Comemorando 140 anos, empresa é obrigada a se reinventar em busca de crescimento nas vendas e afugentar crise
No futebol, tradição não ganha jogo. No varejo de moda, muito menos. Que o diga a catarinense Cia. Hering, uma das maiores e mais tradicionais redes de vestuário do Brasil, fundada há 140 anos. Apesar do peso da camisa, a empresa tem enfrentado maus momentos nos últimos meses. A dona das marcas Hering, Hering Kids e Dzarm registrou queda de 45,8% na receita bruta do primeiro semestre deste ano na comparação com o resultado de janeiro a junho de 2019 – despencou de R$ 860 milhões para R$ 465,9 milhões. O recorte de abril a junho é ainda pior: -66,3%.
As dificuldades, por razões óbvias, se explicam pelos efeitos da pandemia sobre a economia brasileira. A companhia teve 100% de suas 764 lojas fechadas. As seis fábricas da empresa e seu principal centro de distribuição, no estado de Goiás, também fecharam as portas. Sem receitas e buscando diminuir o impacto, a Hering aderiu à Medida Provisória nº 936 e reduziu a folha de pagamento em 50%. A empresa não relevou os números, mas precisou demitir para amortecer os efeitos da Covid-19 sobre seus resultados.
A Hering não foi um caso isolado. O setor varejista foi um dos mais impactados pela crise neste ano. Segundo o Índice Cielo do Varejo Ampliado (ICVA), as receitas recuaram 15,1% em agosto, descontada a inflação, na comparação com o mesmo mês de 2019. Apesar da queda, o resultado mostra uma retomada do setor, tendo agosto como o quarto mês consecutivo de recuperação. Essa retomada, entretanto, tende a ser mais lenta para o varejo de moda, já que as atividades fora de casa continuam reduzidas.
REAÇÃO A estratégia para reverter esse cenário já tinha o e-commerce como foco, mas o rápido crescimento da participação de vendas dos canais digitais em um curto espaço de tempo surpreendeu.
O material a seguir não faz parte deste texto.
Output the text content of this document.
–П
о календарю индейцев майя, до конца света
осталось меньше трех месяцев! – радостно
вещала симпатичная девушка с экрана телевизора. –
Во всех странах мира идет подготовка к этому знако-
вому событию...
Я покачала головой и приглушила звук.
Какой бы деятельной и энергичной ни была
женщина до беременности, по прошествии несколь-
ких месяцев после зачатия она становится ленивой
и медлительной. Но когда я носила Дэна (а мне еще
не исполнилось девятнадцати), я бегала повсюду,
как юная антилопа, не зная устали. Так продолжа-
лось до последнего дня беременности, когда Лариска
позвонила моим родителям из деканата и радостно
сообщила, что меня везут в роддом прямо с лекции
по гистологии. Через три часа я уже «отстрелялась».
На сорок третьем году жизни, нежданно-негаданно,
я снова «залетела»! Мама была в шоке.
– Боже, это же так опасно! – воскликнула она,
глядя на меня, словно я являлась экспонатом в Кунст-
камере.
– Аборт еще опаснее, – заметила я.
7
No primeiro semestre do ano as vendas foram de R$ 60,5 milhões, o dobro em relação aos R$ 29,8 milhões do primeiro semestre de 2019. Antes mesmo de imaginar a chegada de uma pandemia, a companhia realizou, no quarto trimestre de 2019, a integração de 91% das lojas – próprias e franqueadas – em omnichannel. A iniciativa foi crucial nos resultados e refletiu no crescimento de 51% no lucro líquido, chegando a R$ 131,8 milhões.
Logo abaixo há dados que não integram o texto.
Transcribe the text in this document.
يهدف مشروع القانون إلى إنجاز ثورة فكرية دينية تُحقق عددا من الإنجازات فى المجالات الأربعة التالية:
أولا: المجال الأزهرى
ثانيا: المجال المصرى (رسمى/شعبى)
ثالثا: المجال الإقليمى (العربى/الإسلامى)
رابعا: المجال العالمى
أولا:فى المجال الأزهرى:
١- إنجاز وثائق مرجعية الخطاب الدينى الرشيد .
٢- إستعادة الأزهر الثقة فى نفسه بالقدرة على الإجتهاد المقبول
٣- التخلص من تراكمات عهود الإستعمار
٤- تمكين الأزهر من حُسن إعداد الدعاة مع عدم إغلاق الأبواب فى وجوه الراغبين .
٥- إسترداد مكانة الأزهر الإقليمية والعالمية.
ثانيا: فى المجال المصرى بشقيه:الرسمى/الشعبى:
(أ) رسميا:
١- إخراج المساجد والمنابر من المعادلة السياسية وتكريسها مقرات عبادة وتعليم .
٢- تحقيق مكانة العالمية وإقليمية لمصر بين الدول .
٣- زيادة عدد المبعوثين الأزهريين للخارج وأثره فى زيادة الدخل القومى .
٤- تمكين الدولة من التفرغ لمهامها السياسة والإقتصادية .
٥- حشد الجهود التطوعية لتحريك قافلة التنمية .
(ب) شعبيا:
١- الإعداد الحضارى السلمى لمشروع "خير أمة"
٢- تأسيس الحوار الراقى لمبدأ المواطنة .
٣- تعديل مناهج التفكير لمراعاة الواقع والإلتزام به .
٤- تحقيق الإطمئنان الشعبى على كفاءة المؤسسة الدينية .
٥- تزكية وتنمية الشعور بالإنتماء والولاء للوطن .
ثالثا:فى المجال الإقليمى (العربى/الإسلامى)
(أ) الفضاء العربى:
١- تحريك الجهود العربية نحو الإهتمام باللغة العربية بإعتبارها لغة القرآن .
Segundo Viviane Centurion, supervisora de seis franquias da rede no interior paulista, a queda do fluxo foi de mais de 50% no período, e a adaptação ao novo modelo de venda teve que ser rápida. “Tivemos de aprender na marra, através de vídeos e cursos enquanto já atendíamos por WhatsApp e entregávamos por delivery ou drive thru”, disse. Para Viviane, o novo estilo de compra não ameaça a atuação das lojas físicas. “A compra nas lojas físicas está relacionada a um passeio, um momento de lazer. Acredito que o e-commerce veio para acrescentar e render bons resultados”, afirmou.
O novo estilo de compra desafia a companhia centenária, que teria como base de lucro a participação de franquias, responsáveis por 85% das lojas no Brasil e 100% das lojas no mercado internacional. O desafio passa a ser integrá-las ao novo consumidor e a novas soluções. Para o coordenador do curso de MBA em finanças do Ibmec (RJ), Filipe Pires, uma saída pode ser a utilização das lojas franqueadas como pequenos centros de distribuição, barateando os custos e otimizando o atendimento ao consumidor. “A marca está buscando caminhos para reduzir custo e alocar investimentos”, disse.
Para ele, o grupo possui um problema maior, de envelhecimento de branding e sofre, há cerca de cinco anos, o impacto da entrada chinesa no varejo brasileiro. “A Hering é a principal marca do grupo, mas possui um modelo que é muito exposto à competição com o mercado externo”, afirmou. Nesse cenário, a alta do dólar durante a crise entra como aliada à marca brasileira, uma vez que encarece os produtos importados. Foi um alívio. Com um cenário ainda incerto pela frente, a companhia pode encontrar, na Black Friday, o salto de vendas necessário para reverter o quadro econômico do grupo. A data alcançou, em 2019, recorde histórico, ficando responsável por 60% do faturamento das vendas do último trimestre do ano.